Séminaire e-learning, contenus ouverts et droit d'auteur organisé par l'ADIJ
Sommaire |
Programme
Speakers:
- Hal Abelson, Chair of MIT's Council on Educational Technology, MIT OpenCourseWare initiator
- Paula Le Dieu, Creative Commons International Executive Director
- Danièle Bourcier, Creative Commons France Scientific advisor
MIT OpenCourseWare case study, by Hal Abelson
History
MIT OpenCourseWare was initiated in April 2001. Initially, the plan was to open an MIT e-learning service. After a consultant-driven market study, it was found that such a project would cost 2 million $ and that the dead point would not be reached within the first five years. A single course should be followed by 25000 students to be economically viable.
The project was not considered to have a sufficient return on investment rate. This is why MIT began to think about releasing their content for free: if it wasn't going to be lucrative, why not use e-learning as a political statement?
The underlying political statement
In the US, some consider academic "contents" as great products that should be valued in the information economy. Some universities (USC) stated that their primary role was to create intellectual property, confusing a university with a publishing company.
According to Hal Abelson, when MIT decided to give its contents for free, it was not out of altruism, but in order to make sure that the academic tradition and values would survive in the information economy. It made the statement that "contents" are not the real value that universities produce: what makes their quality is the educational relationship with students and the values allowing research and innovation to develop freely. MIT was mainly protecting itself by deciding to perpetuate the academic tradition of knowledge sharing in the Internet era.
MIT OpenCourseWare's approach
At the beginning, nobody knew if it would work, if professors would participate. It was decided to start slowly and to make it open to voluntary contributions of professors. Another focus for the project was to make it fast and easy to publish contents: contributors only have to review the content they transmitted, so most of them spend less than 8 hours a year to participate.
MIT is a leader university asking for competition: a full guide to help other universities to undertake an opencourseware initiative was made available on the web. It also holds a record of other initiatives around the world, which are developing quickly, especially in China. Around 36 OpenCourseWare or similar projects are now running.
MIT OpenCourseWare's contributors
Around 70% of professors are now contributing.
Students are not involved in contribution.
MIT OpenCourseWare's public
500 000 visitors/month, among which:
- 52% are self-learners (82% of them using it for their personal culture and knowledge)
- 31% are students from other universities
- 13% are educators
MIT encourages other universities to reuse its contents or to translate it. See Universia (in Spanish and Portuguese) and Core.org (in simplified Chinese) for examples.
Relation with MIT Press
There was no conflict with the MIT Press activities, for two main reasons:
- MIT Press is a company among others for professors who want to publish their work, it has no priority in publishing MIT works.
- It is often not lucrative to publish text-books, so the Press and the OpenCourseWare do not have the same role and the same type of contents to offer.
On the other hand, there is no real synergy between paper and web publications.
MIT OpenCourseWare's budget
Annual budget is around 4 million $.
Hal Abelson's recommendations for success
- Success depends primarily on the image that the university staff has of the university: is it a resource for the world or an institution delivering contents to its students?
- Use an opt-in, voluntary participation system and let the social pressure for professors to participate grow.
- Keep the participation cost in time as low as possible.
- Go for it! ;-)
MIT Dspace
Dspace is a digital repository system that "captures, stores, indexes, preserves, and distributes digital research material", based on a free software developed by MIT and HP.
It is another project in the field of knowledge sharing, particularly adapted to the publication of data in non-web formats such as pdf...
It allows universities and other institutions around the world to organise their documents and to make them available to the public, thanks to the search engine and metadata.

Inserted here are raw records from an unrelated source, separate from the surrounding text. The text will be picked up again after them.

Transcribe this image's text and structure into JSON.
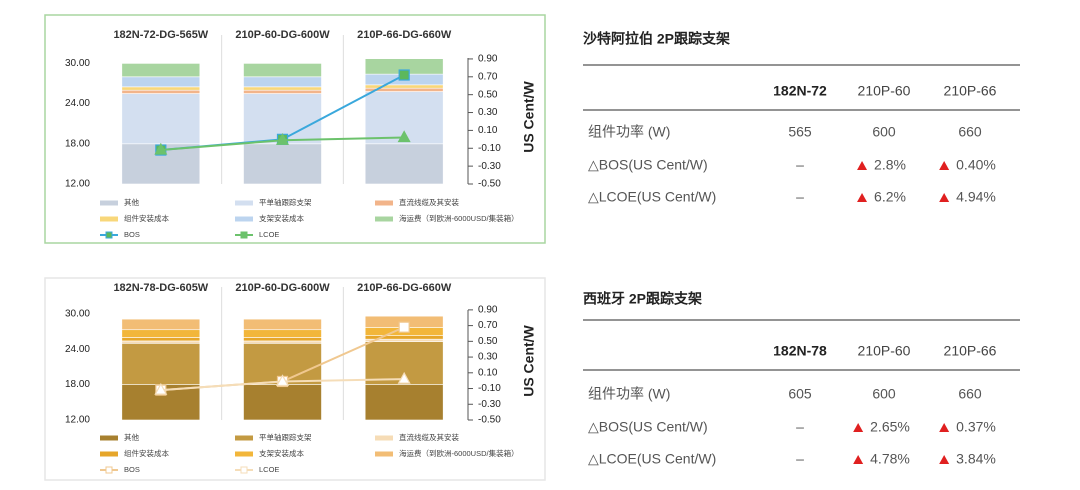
{
  "chart_data": [
    {
      "type": "bar",
      "categories": [
        "182N-72-DG-565W",
        "210P-60-DG-600W",
        "210P-66-DG-660W"
      ],
      "ylim": [
        12,
        32
      ],
      "yticks": [
        {
          "value": 12,
          "label": "12.00"
        },
        {
          "value": 18,
          "label": "18.00"
        },
        {
          "value": 24,
          "label": "24.00"
        },
        {
          "value": 30,
          "label": "30.00"
        }
      ],
      "y2lim": [
        -0.5,
        1.0
      ],
      "y2label": "US Cent/W",
      "y2ticks": [
        {
          "value": -0.5,
          "label": "-0.50"
        },
        {
          "value": -0.3,
          "label": "-0.30"
        },
        {
          "value": -0.1,
          "label": "-0.10"
        },
        {
          "value": 0.1,
          "label": "0.10"
        },
        {
          "value": 0.3,
          "label": "0.30"
        },
        {
          "value": 0.5,
          "label": "0.50"
        },
        {
          "value": 0.7,
          "label": "0.70"
        },
        {
          "value": 0.9,
          "label": "0.90"
        }
      ],
      "border_color": "#a8d5a0",
      "series": [
        {
          "name": "其他",
          "type": "bar",
          "color": "#c7d0dd",
          "values": [
            18,
            18,
            18
          ]
        },
        {
          "name": "平单轴跟踪支架",
          "type": "bar",
          "color": "#d3dff0",
          "values": [
            7.5,
            7.5,
            7.8
          ]
        },
        {
          "name": "直流线缆及其安装",
          "type": "bar",
          "color": "#f2b48a",
          "values": [
            0.5,
            0.5,
            0.5
          ]
        },
        {
          "name": "组件安装成本",
          "type": "bar",
          "color": "#f8d77a",
          "values": [
            0.5,
            0.5,
            0.5
          ]
        },
        {
          "name": "支架安装成本",
          "type": "bar",
          "color": "#bcd4ef",
          "values": [
            1.5,
            1.5,
            1.6
          ]
        },
        {
          "name": "海运费（到欧洲-6000USD/集装箱）",
          "type": "bar",
          "color": "#a8d5a0",
          "values": [
            2,
            2,
            2.3
          ]
        },
        {
          "name": "BOS",
          "type": "line",
          "axis": "y2",
          "color": "#3aa8dc",
          "marker": "square",
          "marker_color": "#5cb85c",
          "values": [
            -0.12,
            0.0,
            0.72
          ]
        },
        {
          "name": "LCOE",
          "type": "line",
          "axis": "y2",
          "color": "#6cc26c",
          "marker": "triangle",
          "marker_color": "#6cc26c",
          "values": [
            -0.12,
            -0.01,
            0.02
          ]
        }
      ]
    },
    {
      "type": "bar",
      "categories": [
        "182N-78-DG-605W",
        "210P-60-DG-600W",
        "210P-66-DG-660W"
      ],
      "ylim": [
        12,
        32
      ],
      "yticks": [
        {
          "value": 12,
          "label": "12.00"
        },
        {
          "value": 18,
          "label": "18.00"
        },
        {
          "value": 24,
          "label": "24.00"
        },
        {
          "value": 30,
          "label": "30.00"
        }
      ],
      "y2lim": [
        -0.5,
        1.0
      ],
      "y2label": "US Cent/W",
      "y2ticks": [
        {
          "value": -0.5,
          "label": "-0.50"
        },
        {
          "value": -0.3,
          "label": "-0.30"
        },
        {
          "value": -0.1,
          "label": "-0.10"
        },
        {
          "value": 0.1,
          "label": "0.10"
        },
        {
          "value": 0.3,
          "label": "0.30"
        },
        {
          "value": 0.5,
          "label": "0.50"
        },
        {
          "value": 0.7,
          "label": "0.70"
        },
        {
          "value": 0.9,
          "label": "0.90"
        }
      ],
      "border_color": "#e6e6e6",
      "series": [
        {
          "name": "其他",
          "type": "bar",
          "color": "#a7802f",
          "values": [
            18,
            18,
            18
          ]
        },
        {
          "name": "平单轴跟踪支架",
          "type": "bar",
          "color": "#c39a42",
          "values": [
            7,
            7,
            7.3
          ]
        },
        {
          "name": "直流线缆及其安装",
          "type": "bar",
          "color": "#f6dcb6",
          "values": [
            0.4,
            0.4,
            0.4
          ]
        },
        {
          "name": "组件安装成本",
          "type": "bar",
          "color": "#e6a62a",
          "values": [
            0.6,
            0.6,
            0.6
          ]
        },
        {
          "name": "支架安装成本",
          "type": "bar",
          "color": "#f2b63a",
          "values": [
            1.3,
            1.3,
            1.4
          ]
        },
        {
          "name": "海运费（到欧洲-6000USD/集装箱）",
          "type": "bar",
          "color": "#f2bd75",
          "values": [
            1.8,
            1.8,
            1.9
          ]
        },
        {
          "name": "BOS",
          "type": "line",
          "axis": "y2",
          "color": "#f0c890",
          "marker": "square",
          "marker_color": "#ffffff",
          "values": [
            -0.12,
            -0.01,
            0.68
          ]
        },
        {
          "name": "LCOE",
          "type": "line",
          "axis": "y2",
          "color": "#f5ddb8",
          "marker": "triangle",
          "marker_color": "#ffffff",
          "values": [
            -0.12,
            -0.01,
            0.02
          ]
        }
      ]
    }
  ],
  "tables": [
    {
      "title": "沙特阿拉伯 2P跟踪支架",
      "header": [
        "182N-72",
        "210P-60",
        "210P-66"
      ],
      "rows": [
        [
          "组件功率 (W)",
          "565",
          "600",
          "660"
        ],
        [
          "△BOS(US Cent/W)",
          "–",
          "2.8%",
          "0.40%"
        ],
        [
          "△LCOE(US Cent/W)",
          "–",
          "6.2%",
          "4.94%"
        ]
      ]
    },
    {
      "title": "西班牙 2P跟踪支架",
      "header": [
        "182N-78",
        "210P-60",
        "210P-66"
      ],
      "rows": [
        [
          "组件功率 (W)",
          "605",
          "600",
          "660"
        ],
        [
          "△BOS(US Cent/W)",
          "–",
          "2.65%",
          "0.37%"
        ],
        [
          "△LCOE(US Cent/W)",
          "–",
          "4.78%",
          "3.84%"
        ]
      ]
    }
  ]
}
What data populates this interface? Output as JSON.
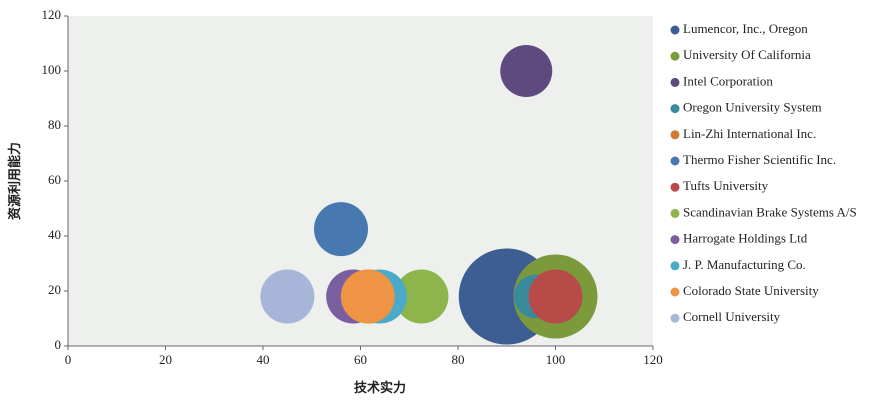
{
  "chart_data": {
    "type": "bubble",
    "x_label": "技术实力",
    "y_label": "资源利用能力",
    "xlim": [
      0,
      120
    ],
    "xticks": [
      0,
      20,
      40,
      60,
      80,
      100,
      120
    ],
    "ylim": [
      0,
      120
    ],
    "yticks": [
      0,
      20,
      40,
      60,
      80,
      100,
      120
    ],
    "series": [
      {
        "name": "Lumencor, Inc., Oregon",
        "color": "#3c5e93",
        "x": [
          90
        ],
        "y": [
          18
        ],
        "size": [
          48
        ]
      },
      {
        "name": "University Of California",
        "color": "#7a9a3c",
        "x": [
          100
        ],
        "y": [
          18
        ],
        "size": [
          42
        ]
      },
      {
        "name": "Intel Corporation",
        "color": "#5f4a80",
        "x": [
          94
        ],
        "y": [
          100
        ],
        "size": [
          26
        ]
      },
      {
        "name": "Oregon University System",
        "color": "#3a8a9e",
        "x": [
          96
        ],
        "y": [
          18
        ],
        "size": [
          22
        ]
      },
      {
        "name": "Lin-Zhi International Inc.",
        "color": "#d07b35",
        "x": [
          62
        ],
        "y": [
          18
        ],
        "size": [
          27
        ]
      },
      {
        "name": "Thermo Fisher Scientific Inc.",
        "color": "#4878b0",
        "x": [
          56
        ],
        "y": [
          42.5
        ],
        "size": [
          27
        ]
      },
      {
        "name": "Tufts University",
        "color": "#b84a47",
        "x": [
          100
        ],
        "y": [
          18
        ],
        "size": [
          27
        ]
      },
      {
        "name": "Scandinavian Brake Systems A/S",
        "color": "#8db54b",
        "x": [
          72.5
        ],
        "y": [
          18
        ],
        "size": [
          27
        ]
      },
      {
        "name": "Harrogate Holdings Ltd",
        "color": "#7a5fa0",
        "x": [
          58.5
        ],
        "y": [
          18
        ],
        "size": [
          27
        ]
      },
      {
        "name": "J. P. Manufacturing Co.",
        "color": "#4aaac8",
        "x": [
          64
        ],
        "y": [
          18
        ],
        "size": [
          27
        ]
      },
      {
        "name": "Colorado State University",
        "color": "#ef9445",
        "x": [
          61.5
        ],
        "y": [
          18
        ],
        "size": [
          27
        ]
      },
      {
        "name": "Cornell University",
        "color": "#a7b5d8",
        "x": [
          45
        ],
        "y": [
          18
        ],
        "size": [
          27
        ]
      }
    ]
  }
}
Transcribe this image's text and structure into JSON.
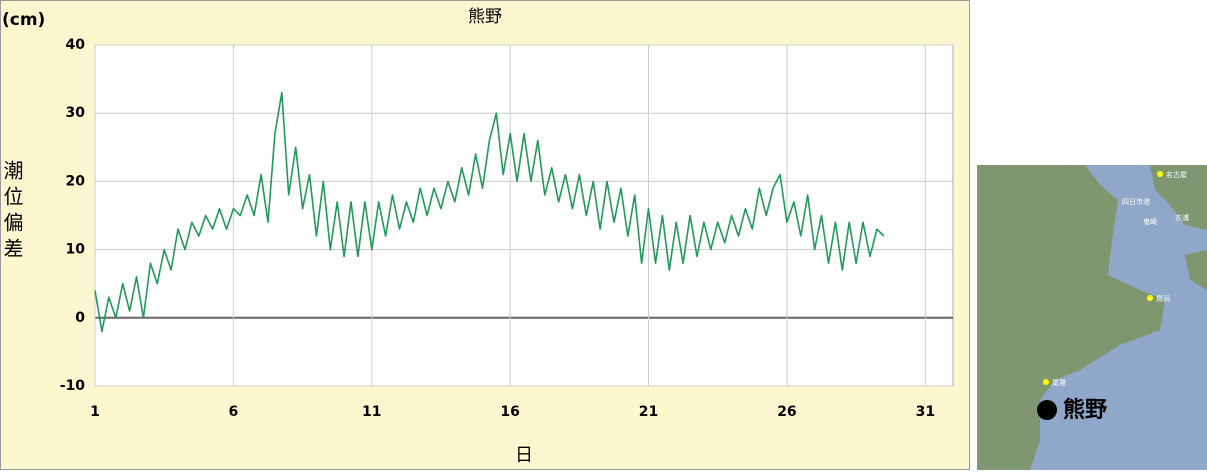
{
  "chart_data": {
    "type": "line",
    "title": "熊野",
    "unit_label": "(cm)",
    "y_label": "潮位偏差",
    "x_label": "日",
    "x": [
      1,
      1.25,
      1.5,
      1.75,
      2,
      2.25,
      2.5,
      2.75,
      3,
      3.25,
      3.5,
      3.75,
      4,
      4.25,
      4.5,
      4.75,
      5,
      5.25,
      5.5,
      5.75,
      6,
      6.25,
      6.5,
      6.75,
      7,
      7.25,
      7.5,
      7.75,
      8,
      8.25,
      8.5,
      8.75,
      9,
      9.25,
      9.5,
      9.75,
      10,
      10.25,
      10.5,
      10.75,
      11,
      11.25,
      11.5,
      11.75,
      12,
      12.25,
      12.5,
      12.75,
      13,
      13.25,
      13.5,
      13.75,
      14,
      14.25,
      14.5,
      14.75,
      15,
      15.25,
      15.5,
      15.75,
      16,
      16.25,
      16.5,
      16.75,
      17,
      17.25,
      17.5,
      17.75,
      18,
      18.25,
      18.5,
      18.75,
      19,
      19.25,
      19.5,
      19.75,
      20,
      20.25,
      20.5,
      20.75,
      21,
      21.25,
      21.5,
      21.75,
      22,
      22.25,
      22.5,
      22.75,
      23,
      23.25,
      23.5,
      23.75,
      24,
      24.25,
      24.5,
      24.75,
      25,
      25.25,
      25.5,
      25.75,
      26,
      26.25,
      26.5,
      26.75,
      27,
      27.25,
      27.5,
      27.75,
      28,
      28.25,
      28.5,
      28.75,
      29,
      29.25,
      29.5
    ],
    "series": [
      {
        "color": "#1f9a5a",
        "values": [
          4,
          -2,
          3,
          0,
          5,
          1,
          6,
          0,
          8,
          5,
          10,
          7,
          13,
          10,
          14,
          12,
          15,
          13,
          16,
          13,
          16,
          15,
          18,
          15,
          21,
          14,
          27,
          33,
          18,
          25,
          16,
          21,
          12,
          20,
          10,
          17,
          9,
          17,
          9,
          17,
          10,
          17,
          12,
          18,
          13,
          17,
          14,
          19,
          15,
          19,
          16,
          20,
          17,
          22,
          18,
          24,
          19,
          26,
          30,
          21,
          27,
          20,
          27,
          20,
          26,
          18,
          22,
          17,
          21,
          16,
          21,
          15,
          20,
          13,
          20,
          14,
          19,
          12,
          18,
          8,
          16,
          8,
          15,
          7,
          14,
          8,
          15,
          9,
          14,
          10,
          14,
          11,
          15,
          12,
          16,
          13,
          19,
          15,
          19,
          21,
          14,
          17,
          12,
          18,
          10,
          15,
          8,
          14,
          7,
          14,
          8,
          14,
          9,
          13,
          12
        ]
      }
    ],
    "xlim": [
      1,
      32
    ],
    "xticks": [
      1,
      6,
      11,
      16,
      21,
      26,
      31
    ],
    "ylim": [
      -10,
      40
    ],
    "yticks": [
      -10,
      0,
      10,
      20,
      30,
      40
    ],
    "grid": true,
    "map": {
      "station": "熊野",
      "labels": [
        "名古屋",
        "四日市港",
        "鬼崎",
        "衣浦",
        "鳥羽",
        "尾鷲"
      ]
    }
  }
}
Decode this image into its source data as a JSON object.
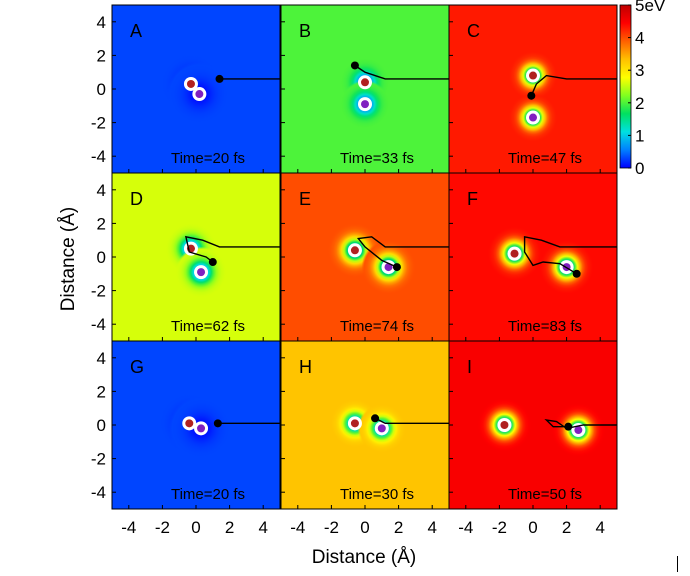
{
  "chart_data": {
    "type": "heatmap",
    "xlabel": "Distance (Å)",
    "ylabel": "Distance (Å)",
    "xlim": [
      -5,
      5
    ],
    "ylim": [
      -5,
      5
    ],
    "xticks": [
      "-4",
      "-2",
      "0",
      "2",
      "4"
    ],
    "yticks": [
      "4",
      "2",
      "0",
      "-2",
      "-4"
    ],
    "grid": false,
    "colorbar": {
      "range_ev": [
        0,
        5
      ],
      "tick_labels": [
        "5eV",
        "4",
        "3",
        "2",
        "1",
        "0"
      ],
      "colors": [
        "#0000ff",
        "#0080ff",
        "#00e0e0",
        "#00e060",
        "#80ff20",
        "#ffff00",
        "#ffc000",
        "#ff6000",
        "#ff0000",
        "#c00000"
      ]
    },
    "panels": [
      {
        "label": "A",
        "time": "Time=20 fs",
        "bg_ev": 0.3,
        "nuclei": [
          {
            "x": -0.3,
            "y": 0.3,
            "color": "#b02020"
          },
          {
            "x": 0.2,
            "y": -0.3,
            "color": "#8020c0"
          }
        ],
        "electron": {
          "x": 1.4,
          "y": 0.6
        },
        "path": [
          [
            1.4,
            0.6
          ],
          [
            5,
            0.6
          ]
        ],
        "well_depth": 4.2,
        "well_sigma": 1.2
      },
      {
        "label": "B",
        "time": "Time=33 fs",
        "bg_ev": 2.0,
        "nuclei": [
          {
            "x": 0.0,
            "y": 0.4,
            "color": "#b02020"
          },
          {
            "x": 0.0,
            "y": -0.9,
            "color": "#8020c0"
          }
        ],
        "electron": {
          "x": -0.6,
          "y": 1.4
        },
        "path": [
          [
            -0.6,
            1.4
          ],
          [
            0,
            1.0
          ],
          [
            1.2,
            0.6
          ],
          [
            5,
            0.6
          ]
        ],
        "well_depth": 2.0,
        "well_sigma": 0.9
      },
      {
        "label": "C",
        "time": "Time=47 fs",
        "bg_ev": 4.3,
        "nuclei": [
          {
            "x": 0.0,
            "y": 0.8,
            "color": "#b02020"
          },
          {
            "x": 0.0,
            "y": -1.7,
            "color": "#8020c0"
          }
        ],
        "electron": {
          "x": -0.1,
          "y": -0.4
        },
        "path": [
          [
            -0.1,
            -0.4
          ],
          [
            0.2,
            0.3
          ],
          [
            0.8,
            0.8
          ],
          [
            2,
            0.6
          ],
          [
            5,
            0.6
          ]
        ],
        "well_depth": 4.3,
        "well_sigma": 0.9
      },
      {
        "label": "D",
        "time": "Time=62 fs",
        "bg_ev": 2.6,
        "nuclei": [
          {
            "x": -0.3,
            "y": 0.5,
            "color": "#b02020"
          },
          {
            "x": 0.3,
            "y": -0.9,
            "color": "#8020c0"
          }
        ],
        "electron": {
          "x": 1.0,
          "y": -0.3
        },
        "path": [
          [
            1.0,
            -0.3
          ],
          [
            0.6,
            0
          ],
          [
            -0.4,
            0.3
          ],
          [
            -0.6,
            1.2
          ],
          [
            0.4,
            1.0
          ],
          [
            1.4,
            0.6
          ],
          [
            5,
            0.6
          ]
        ],
        "well_depth": 2.6,
        "well_sigma": 0.95
      },
      {
        "label": "E",
        "time": "Time=74 fs",
        "bg_ev": 4.0,
        "nuclei": [
          {
            "x": -0.6,
            "y": 0.4,
            "color": "#b02020"
          },
          {
            "x": 1.4,
            "y": -0.6,
            "color": "#8020c0"
          }
        ],
        "electron": {
          "x": 1.9,
          "y": -0.6
        },
        "path": [
          [
            1.9,
            -0.6
          ],
          [
            1.0,
            -0.2
          ],
          [
            0,
            0.6
          ],
          [
            -0.4,
            1.1
          ],
          [
            0.4,
            1.2
          ],
          [
            1.2,
            0.6
          ],
          [
            2.4,
            0.6
          ],
          [
            5,
            0.6
          ]
        ],
        "well_depth": 4.0,
        "well_sigma": 1.0
      },
      {
        "label": "F",
        "time": "Time=83 fs",
        "bg_ev": 4.4,
        "nuclei": [
          {
            "x": -1.1,
            "y": 0.2,
            "color": "#b02020"
          },
          {
            "x": 2.0,
            "y": -0.6,
            "color": "#8020c0"
          }
        ],
        "electron": {
          "x": 2.6,
          "y": -1.0
        },
        "path": [
          [
            2.6,
            -1.0
          ],
          [
            1.6,
            -0.4
          ],
          [
            0.6,
            -0.3
          ],
          [
            0.0,
            -0.5
          ],
          [
            -0.5,
            0.3
          ],
          [
            -0.5,
            1.2
          ],
          [
            0.5,
            1.0
          ],
          [
            1.6,
            0.6
          ],
          [
            5,
            0.6
          ]
        ],
        "well_depth": 4.4,
        "well_sigma": 1.0
      },
      {
        "label": "G",
        "time": "Time=20 fs",
        "bg_ev": 0.3,
        "nuclei": [
          {
            "x": -0.4,
            "y": 0.1,
            "color": "#b02020"
          },
          {
            "x": 0.3,
            "y": -0.2,
            "color": "#8020c0"
          }
        ],
        "electron": {
          "x": 1.3,
          "y": 0.1
        },
        "path": [
          [
            1.3,
            0.1
          ],
          [
            5,
            0.1
          ]
        ],
        "well_depth": 4.2,
        "well_sigma": 1.2
      },
      {
        "label": "H",
        "time": "Time=30 fs",
        "bg_ev": 3.3,
        "nuclei": [
          {
            "x": -0.6,
            "y": 0.1,
            "color": "#b02020"
          },
          {
            "x": 1.0,
            "y": -0.2,
            "color": "#8020c0"
          }
        ],
        "electron": {
          "x": 0.6,
          "y": 0.4
        },
        "path": [
          [
            0.6,
            0.4
          ],
          [
            1.2,
            0.1
          ],
          [
            5,
            0.1
          ]
        ],
        "well_depth": 3.3,
        "well_sigma": 0.9
      },
      {
        "label": "I",
        "time": "Time=50 fs",
        "bg_ev": 4.5,
        "nuclei": [
          {
            "x": -1.7,
            "y": 0.0,
            "color": "#b02020"
          },
          {
            "x": 2.7,
            "y": -0.3,
            "color": "#8020c0"
          }
        ],
        "electron": {
          "x": 2.1,
          "y": -0.1
        },
        "path": [
          [
            2.1,
            -0.1
          ],
          [
            1.2,
            -0.1
          ],
          [
            0.8,
            0.3
          ],
          [
            1.4,
            0.2
          ],
          [
            2.0,
            -0.2
          ],
          [
            3.0,
            0.0
          ],
          [
            5,
            0.0
          ]
        ],
        "well_depth": 4.5,
        "well_sigma": 1.0
      }
    ]
  }
}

See MIT's Dspace for an example and this workbook for an explanation on how to set up an institutional repository .
Creative Commons and iCommons : what can Creative Commons do for educational resources?
Educational resources need to be used and reused by people, therefore a Creative Commons license is perfectly adapted to its diffusion.
This is why Creative Commons licenses are used by the two leading universities in the field of knowledge sharing: the MIT and University of Rice.
Using a Creative Commons license has the following advantages:
- Creative Commons licenses already exist and are juridically robust, so that you can focus on your project and not on spending time with your lawyers.
- Creative Commons licenses allow the modulation of the rights you grant: you can adapt it to your needs.
- Creative Commons licenses are designed to be human-readable (with an easy to understand summary of what you can do), lawyer-readable (with a full contract attached) and machine-readable (with rdf tags that identify the license of a content for search engines to find a content that you can use and reuse).
- Creative Commons licenses are well-known and popular, which is essential for interoperability: it will be easy for others to reuse and publish derivative works based on your content.